После ужина всех нас клонит ко сну, ибо за день мы утомлены маршем, гимнастикой, морозным возду­хом; мы крепко спим на своих койках, чтобы на рас­свете медная труба того же, смешно вздувшего щеки, горниста подняла нас на те же занятия.

В отпуск по Москве, где еще так недавно я передвигался в бесконечности кантовских пространства и времени, я теперь иду, взволнованно ища генерала. Ка­кого угодно, пусть даже отставного, я его озабоченно выискиваю. И вот, наконец, золотом и кровью блеснул артиллерийский генерал. Он делает вид, что не замечает моего бьющегося сердца, но кого-то оттолкнув, я уже становлюсь на снегу Арбата во фронт именно так, как меня учили.

Генерал подтверждающе чуть приподнял белую пер­чатку и проходит под моим вертящимся взглядом.

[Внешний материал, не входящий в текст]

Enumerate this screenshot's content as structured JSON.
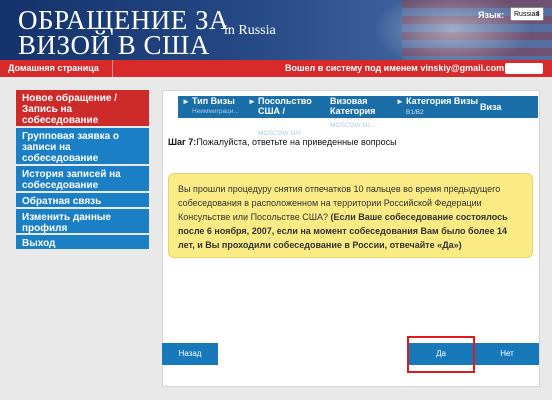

Но на извозчике приближается второй, бородатый, с девочкой в голубом капоре, и я тороплюсь свернуть в Старо-Ко­нюшенный, скрыться от красных подкладок, золотых и серебряных зигзагов генеральских погон.

В богатом истово-московском доме в Старо-Коню­шенном те же знаменитые адвокаты, умные политики в очках с бородами, известные инженеры, певцы, музы­канты, актеры с именами. Гостиная полна говором, ост­ротами, смехом. Студентом я засиживался тут до рас­света, а теперь в десять вечера юнкерское тело уже не в силах преодолеть сонности; и несмотря на веселье и музыку оно засыпает в желтом шелковом кресле. Я с трудом слышу спор знаменитого адвоката с социали­стом-инженером о проливах. Невпопад улыбаюсь актеру, острящему о футуристах. От сонности я вижу всё словно в уродливо искажающем зеркале, во мне даже вырастает неясное раздражение против седой гривы адвоката, безмускульных рук известного скрипача, брызжущих брильянтами розовых ушей актрисы и всей этой желтой гостиной стиля директории. Даже романс, вырывающийся звоном из темноты широко разъятого рта певицы, кажется бессмыслицей и дребеденью. Среди шелковой и, в сущности, уродливой мебели, с неесте­ственными улыбками и движениями, певица поет о том, что мы пойдем в лес, нарвем цветов и будем счастливы, как дети. На рябящем рисунке желтоватого ковра я гляжу на свои солдатские сапоги, силюсь не зевнуть и, под раздавшиеся после романса аплодисменты, на цы­почках выхожу в дальний кабинет, где мне постелена кровать.

Наслаждаясь, я сбрасываю «лакеем» сапоги, про­тяжно зевая, с приятной ломотой в спине медленно ски­дываю одежду, ложусь на холодноватые простыни и накидываю теплое одеяло. Сразу же я впадаю в темно влекущее бессознанье, но всё-таки еще разбираю, что в гостиной придушенно тенор поет о том, что он раство­рил окно, потому что ему стало душно невмочь и он поэтому упал на колени; но тенор умирает. Я сплю и в сотый раз мне снится тот же юнкерский сон, как наш курсовой офицер поздравляет меня с производством, а мы все двадцатилетние новенькие прапорщики, в золо­тых погонах, в зеленых бекешах, затянутых новыми ремнями, с новенькими наганами и шашками, толпимся на какой-то бесконечной, снежной равнине и, обнима­ясь, прощаемся друг с другом и все куда-то расходимся по снегу с подмерзшей проламывающейся коркой.